On Unix-like systems, where multiple users may use a single system, an approach that removes the possibility of name collisions and other users creating files to prevent an application to start (by a malicious user creating a predictable directory name) is used instead:

  • The directory to extract the bundle is created with mkdtemp(), using the $TMPDIR environment variable (if set), /var/tmp/ (if exists, because it survives reboots), falling back to /tmp (does not survive reboots, it's often a ramdisk) in the template (e.g. /var/tmp/dotnet-<app>-XXXXXX);
    • To facilitate reuse of extraction, the extraction directory must be predictable. To achieve this, a symbolic link to the directory created by mkdtemp() is created in a predictable location:
      • If ${XDG_CACHE_HOME} is set, the symlink is created under ${XDG_CACHE_HOME}/.cache/dotnet/<app>/<bundle-id> (See the XDG spec for information); otherwise,
      • Otherwise, the symlink is created under ~/.cache/dotnet/<app>/<bundle-id>
    • In order to check for reuse on startup:
      • If the symbolic link exists and isn't stale (points to a directory owned by the user, with correct permissions (0700), etc.), that's what it is used;
      • If the symbolic link does not exist (or exists and is stale), it is removed, a new directory is created with mkdtemp(), and the link is re-created.

Cleanup

The cleanup of extracted files in the install-location will be manual, or through OS cleanup routines that remove files within the temporary directory.

Extraction Implementation

In .NET Core3.0, the AppHost itself performed the extraction of bundled components. This was necessary because, the HostFxr and HostPolicy DLLs themselves may be bundled (in self-contained builds), and need to be extracted out before extraction. In .net 5.0, this problem is solved by alleviating the need to extract host components, as explained in the Host Builds section.
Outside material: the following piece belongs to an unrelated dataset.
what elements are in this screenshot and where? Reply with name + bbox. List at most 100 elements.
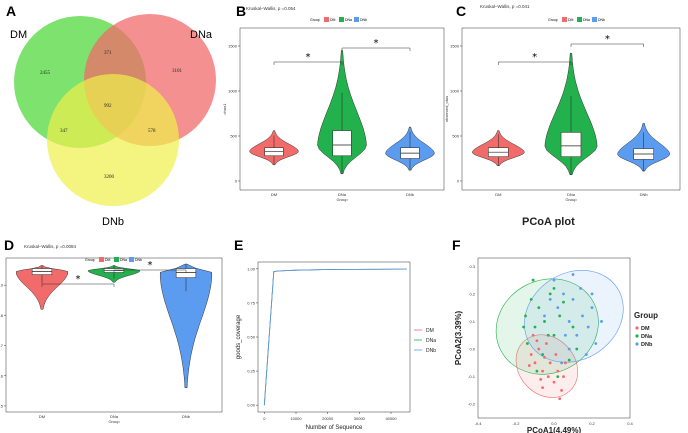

In .net 5.0, the bundle-extraction functionality will be implemented in the HostPolicy component. The advantages of this approach are:

  • The AppHost is designed to be a minimal wrapper that finds and invokes the framework. It needs to be compatible with several .net versions, and is not easily serviceable. Therefore, moving the extraction out of the AppHost better suits its architecture.
  • For Framework dependent apps, moves functionality into the framework, thus reducing AppHost size.
  • For Framework dependent apps, makes extraction code easily serviceable.